If you’re not breastfeeding, you’ll need to watch what you’re eating to lose pregnancy weight. This is because you need fewer calories now that you’re not pregnant.

What can I do to make my belly get flatter?

According to the ACOG, if you keep healthy eating habits, you’ll be close to your normal weight within a few months of giving birth. Another way to help you lose the baby weight is to fit in time for some exercise.
Having a healthy, balanced diet is also important. As long as you’re eating enough calories to ensure you get the necessary vitamins and minerals for healthy skin and weight loss/maintenance, and you include a little fitness each day, you’re good.
In the early months after childbirth, breastfeeding will help. If you breastfeed, your body will burn extra calories to make milk. As a result, you should lose pregnancy weight more quickly. Nursing also brings about contractions that help shrink the uterus.
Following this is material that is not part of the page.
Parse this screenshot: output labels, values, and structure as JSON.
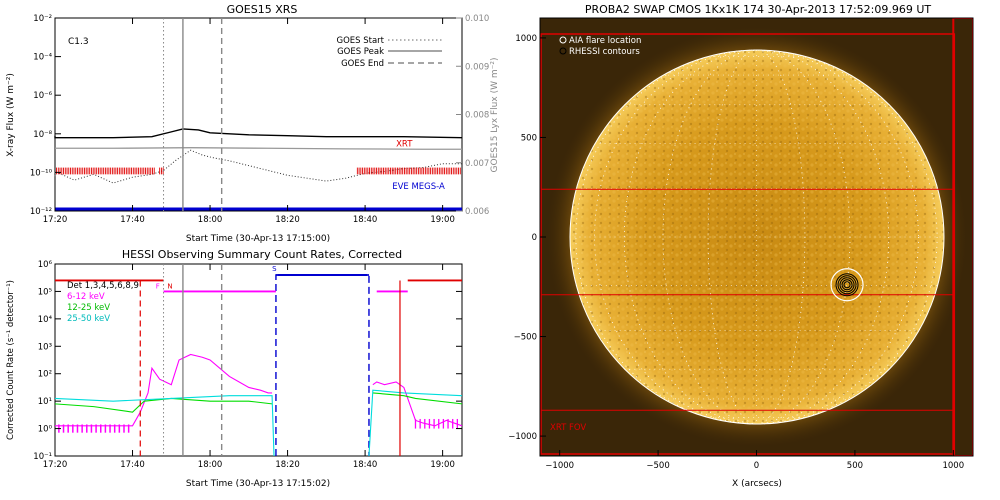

Exercise also helps. Whether it’s a postpartum yoga class or a stroll around the block, physical activity will tone your stomach muscles and burn calories. An exercise regimen that includes cardio and ab workouts can work wonders. But before starting any exercise routine, make sure to check with your doctor. The general advice from physicians and midwives is to wait six to eight weeks before getting into a fitness routine.
At the end of the day, every woman is going to lose the baby weight at her own pace!